Two of my Pride heroes in STEM are Alan Turing and Sally Ride. Sadly, my biggest Pride heroes faced so much backlash for just being who they were. Alan Turing, the father of the computer, is one of my biggest Pride heroes. He basically invented artificial intelligence, which we use every day in our lives in a multitude of ways. While Turing helped the United States beat the Axis in World War II, he was also persecuted for being gay.
NASA astronaut Sally Ride has always been one of my heroes. She was the first American woman in space. It’s sad that she was unable to come out during her life; her obituary outed her by mentioning her long-time partner, who was a woman.
I hope that as a society, we can get to a place where people don’t have to hide their real, amazing selves to be accepted.
My pride hero is the one, the only: Anderson Cooper. There are so many things I admire about him: his skills as a journalist; his empathy; his friendship with Andy Cohen; his kiddish, contagious giggle; and how he has handled the trials of his life.
While he was born into a life of privilege as the son of Gloria Vanderbilt, that did not mean he was shielded from heartache or tragedy. As a child, his dad unexpectedly passed away, and Cooper said he felt as though it was his job to take on his dad’s role and began applying for modeling jobs to earn money. Not many years later, he lost his brother to suicide and with his mom learned to navigate the hole his brother’s absence created.
With the death of Gloria Vanderbilt, he shared his grief with his viewers, having moving conversations with people like Stephen Colbert that also produced moments of hope for those in the darkness of loss. Through this, he won numerous awards for his reporting, started a family, and became a role model for those standing in similar shoes when he came out as gay in 2012, becoming the first openly gay journalist to moderate a presidential debate in 2016. While he faced bigotry, he also showed what is possible in spite of it.

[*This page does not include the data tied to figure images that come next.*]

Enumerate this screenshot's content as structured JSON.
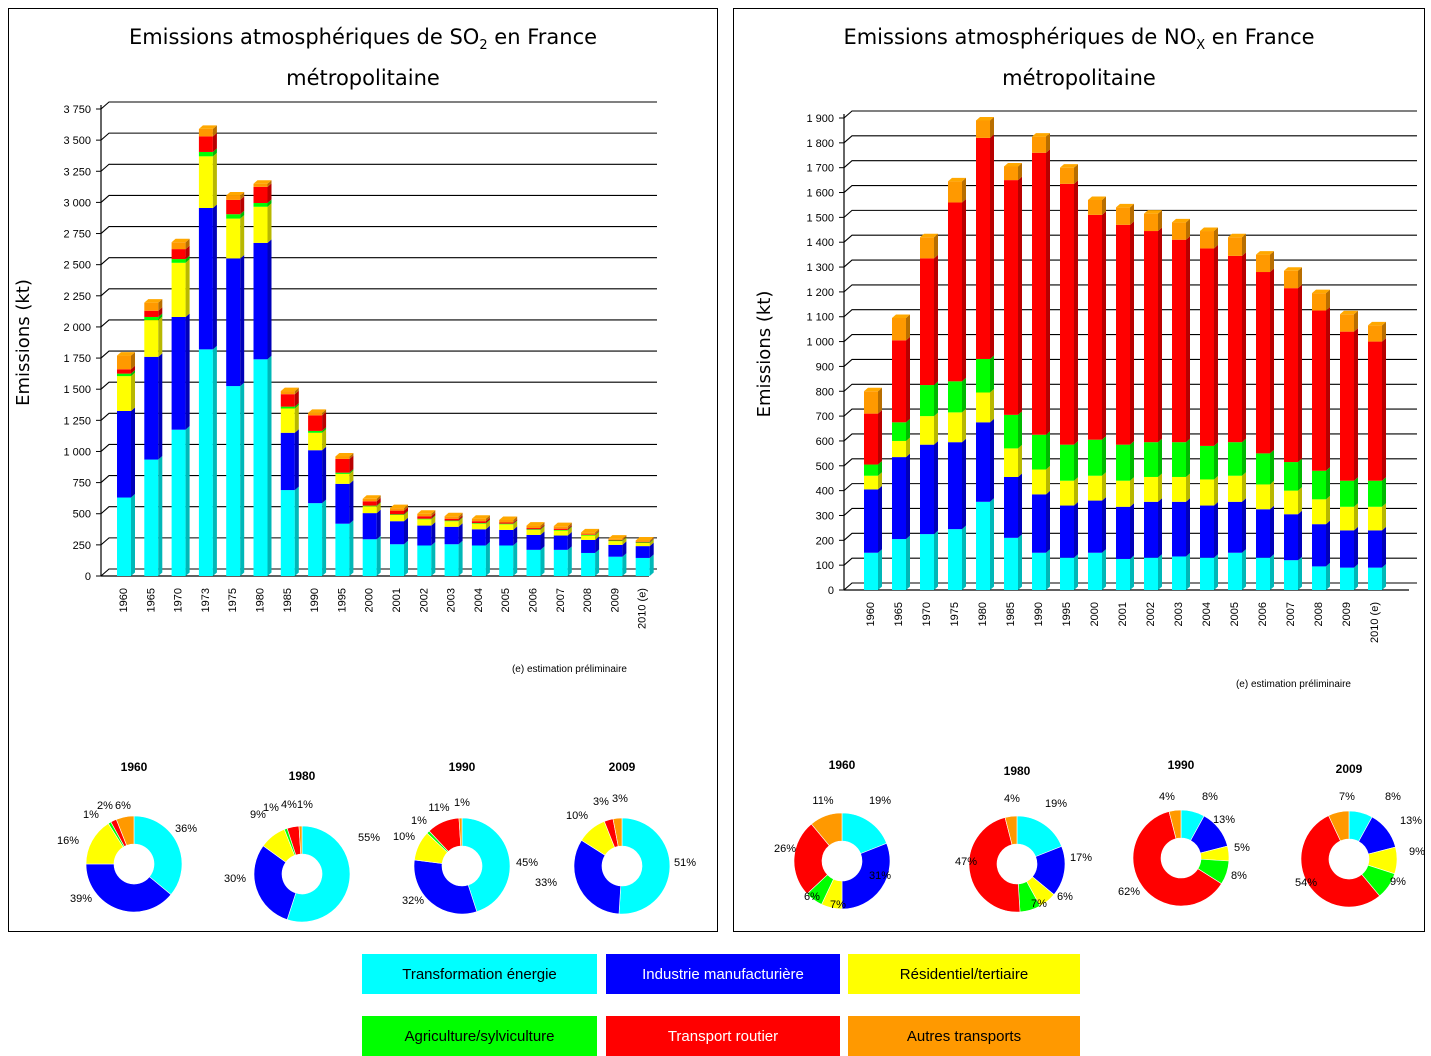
{
  "legend": [
    {
      "label": "Transformation énergie",
      "color": "#00FFFF",
      "text_color": "#000000"
    },
    {
      "label": "Industrie manufacturière",
      "color": "#0000FF",
      "text_color": "#FFFFFF"
    },
    {
      "label": "Résidentiel/tertiaire",
      "color": "#FFFF00",
      "text_color": "#000000"
    },
    {
      "label": "Agriculture/sylviculture",
      "color": "#00FF00",
      "text_color": "#000000"
    },
    {
      "label": "Transport routier",
      "color": "#FF0000",
      "text_color": "#FFFFFF"
    },
    {
      "label": "Autres transports",
      "color": "#FF9900",
      "text_color": "#000000"
    }
  ],
  "chart_data": [
    {
      "type": "bar",
      "stacked": true,
      "title": "Emissions atmosphériques de SO",
      "title_sub": "2",
      "title_suffix": " en France",
      "title_line2": "métropolitaine",
      "ylabel": "Emissions (kt)",
      "ylim": [
        0,
        3750
      ],
      "yticks": [
        0,
        250,
        500,
        750,
        1000,
        1250,
        1500,
        1750,
        2000,
        2250,
        2500,
        2750,
        3000,
        3250,
        3500,
        3750
      ],
      "ytick_labels": [
        "0",
        "250",
        "500",
        "750",
        "1 000",
        "1 250",
        "1 500",
        "1 750",
        "2 000",
        "2 250",
        "2 500",
        "2 750",
        "3 000",
        "3 250",
        "3 500",
        "3 750"
      ],
      "categories": [
        "1960",
        "1965",
        "1970",
        "1973",
        "1975",
        "1980",
        "1985",
        "1990",
        "1995",
        "2000",
        "2001",
        "2002",
        "2003",
        "2004",
        "2005",
        "2006",
        "2007",
        "2008",
        "2009",
        "2010 (e)"
      ],
      "series": [
        {
          "name": "Transformation énergie",
          "values": [
            630,
            935,
            1175,
            1820,
            1525,
            1740,
            690,
            585,
            420,
            295,
            255,
            245,
            255,
            245,
            245,
            210,
            210,
            185,
            155,
            145
          ]
        },
        {
          "name": "Industrie manufacturière",
          "values": [
            695,
            825,
            905,
            1135,
            1025,
            935,
            460,
            425,
            320,
            210,
            185,
            160,
            140,
            130,
            125,
            120,
            115,
            105,
            95,
            95
          ]
        },
        {
          "name": "Résidentiel/tertiaire",
          "values": [
            280,
            295,
            435,
            415,
            320,
            290,
            195,
            140,
            80,
            55,
            50,
            50,
            45,
            45,
            45,
            40,
            40,
            35,
            30,
            25
          ]
        },
        {
          "name": "Agriculture/sylviculture",
          "values": [
            20,
            25,
            30,
            35,
            35,
            30,
            15,
            15,
            10,
            5,
            5,
            5,
            5,
            5,
            5,
            5,
            5,
            5,
            5,
            5
          ]
        },
        {
          "name": "Transport routier",
          "values": [
            35,
            50,
            80,
            125,
            115,
            130,
            100,
            125,
            110,
            35,
            30,
            20,
            15,
            15,
            10,
            10,
            10,
            5,
            5,
            5
          ]
        },
        {
          "name": "Autres transports",
          "values": [
            110,
            65,
            55,
            60,
            35,
            25,
            25,
            20,
            20,
            20,
            20,
            20,
            20,
            20,
            20,
            20,
            20,
            15,
            10,
            10
          ]
        }
      ],
      "footnote": "(e) estimation préliminaire",
      "donuts": [
        {
          "year": "1960",
          "values": [
            36,
            39,
            16,
            1,
            2,
            6
          ],
          "labels": [
            "36%",
            "39%",
            "16%",
            "1%",
            "2%",
            "6%"
          ]
        },
        {
          "year": "1980",
          "values": [
            55,
            30,
            9,
            1,
            4,
            1
          ],
          "labels": [
            "55%",
            "30%",
            "9%",
            "1%",
            "4%",
            "1%"
          ]
        },
        {
          "year": "1990",
          "values": [
            45,
            32,
            10,
            1,
            11,
            1
          ],
          "labels": [
            "45%",
            "32%",
            "10%",
            "1%",
            "11%",
            "1%"
          ]
        },
        {
          "year": "2009",
          "values": [
            51,
            33,
            10,
            0,
            3,
            3
          ],
          "labels": [
            "51%",
            "33%",
            "10%",
            "",
            "3%",
            "3%"
          ]
        }
      ]
    },
    {
      "type": "bar",
      "stacked": true,
      "title": "Emissions atmosphériques de NO",
      "title_sub": "X",
      "title_suffix": " en France",
      "title_line2": "métropolitaine",
      "ylabel": "Emissions (kt)",
      "ylim": [
        0,
        1900
      ],
      "yticks": [
        0,
        100,
        200,
        300,
        400,
        500,
        600,
        700,
        800,
        900,
        1000,
        1100,
        1200,
        1300,
        1400,
        1500,
        1600,
        1700,
        1800,
        1900
      ],
      "ytick_labels": [
        "0",
        "100",
        "200",
        "300",
        "400",
        "500",
        "600",
        "700",
        "800",
        "900",
        "1 000",
        "1 100",
        "1 200",
        "1 300",
        "1 400",
        "1 500",
        "1 600",
        "1 700",
        "1 800",
        "1 900"
      ],
      "categories": [
        "1960",
        "1965",
        "1970",
        "1975",
        "1980",
        "1985",
        "1990",
        "1995",
        "2000",
        "2001",
        "2002",
        "2003",
        "2004",
        "2005",
        "2006",
        "2007",
        "2008",
        "2009",
        "2010 (e)"
      ],
      "series": [
        {
          "name": "Transformation énergie",
          "values": [
            150,
            205,
            225,
            245,
            355,
            210,
            150,
            130,
            150,
            125,
            130,
            135,
            130,
            150,
            130,
            120,
            95,
            90,
            90
          ]
        },
        {
          "name": "Industrie manufacturière",
          "values": [
            255,
            330,
            360,
            350,
            320,
            245,
            235,
            210,
            210,
            210,
            225,
            220,
            210,
            205,
            195,
            185,
            170,
            150,
            150
          ]
        },
        {
          "name": "Résidentiel/tertiaire",
          "values": [
            55,
            65,
            115,
            120,
            120,
            115,
            100,
            100,
            100,
            105,
            100,
            100,
            105,
            105,
            100,
            95,
            100,
            95,
            95
          ]
        },
        {
          "name": "Agriculture/sylviculture",
          "values": [
            45,
            75,
            125,
            125,
            135,
            135,
            140,
            145,
            145,
            145,
            140,
            140,
            135,
            135,
            125,
            115,
            115,
            105,
            105
          ]
        },
        {
          "name": "Transport routier",
          "values": [
            205,
            330,
            510,
            720,
            890,
            945,
            1135,
            1050,
            905,
            885,
            850,
            815,
            795,
            750,
            730,
            700,
            645,
            600,
            560
          ]
        },
        {
          "name": "Autres transports",
          "values": [
            90,
            90,
            85,
            85,
            70,
            55,
            65,
            65,
            60,
            70,
            70,
            70,
            70,
            75,
            70,
            70,
            70,
            70,
            65
          ]
        }
      ],
      "footnote": "(e) estimation préliminaire",
      "donuts": [
        {
          "year": "1960",
          "values": [
            19,
            31,
            7,
            6,
            26,
            11
          ],
          "labels": [
            "19%",
            "31%",
            "7%",
            "6%",
            "26%",
            "11%"
          ]
        },
        {
          "year": "1980",
          "values": [
            19,
            17,
            6,
            7,
            47,
            4
          ],
          "labels": [
            "19%",
            "17%",
            "6%",
            "7%",
            "47%",
            "4%"
          ]
        },
        {
          "year": "1990",
          "values": [
            8,
            13,
            5,
            8,
            62,
            4
          ],
          "labels": [
            "8%",
            "13%",
            "5%",
            "8%",
            "62%",
            "4%"
          ]
        },
        {
          "year": "2009",
          "values": [
            8,
            13,
            9,
            9,
            54,
            7
          ],
          "labels": [
            "8%",
            "13%",
            "9%",
            "9%",
            "54%",
            "7%"
          ]
        }
      ]
    }
  ]
}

Unsurprisingly, my Pride heroes are creative types: Rebecca Sugar, Noelle Stevenson, and V.E. Schwab.
Rebecca Sugar because, as the creator of Stephen Universe, she brought so many queer stories to the forefront of children’s animated television; one of the show’s main characters was actually two women in a committed relationship (which makes sense if you know the show).
Noelle Stevenson because she infuses queerness into all of her work AND spearheaded the queer-af She-Ra reboot.
Finally, V.E. Schwab because, like Stevenson, she infuses her queerness into her stories, not just in characters’ expressed sexuality but in the way they live as their whole selves.
I really love to laugh more than anything, so my pride hero is Hannah Gadsby. She can blink or emphasize the right syllable in a deadpan delivery and I absolutely lose it. Yet when I watched Nanette for the first time, I got more than laughs. I saw the persona and the person, all jokes aside.
In that revolutionary show, Gadsby addressed her trauma in between the hilarity; who thought that was possible? The Miracles once sang famously about the “Tears of a Clown,” but Gadsby brought those lyrics to fruition. She was an outcast, beaten and humiliated just for being who she is. Not only did she survive, Gadsby lived to tell the tale, and not as a cocktail party punchline: She got up on stage, told a bunch of strangers about it, and then collected a big ass Netflix check before doing it all over again.
Hannah, if I ever get to meet you, I apologize in advance for the hug.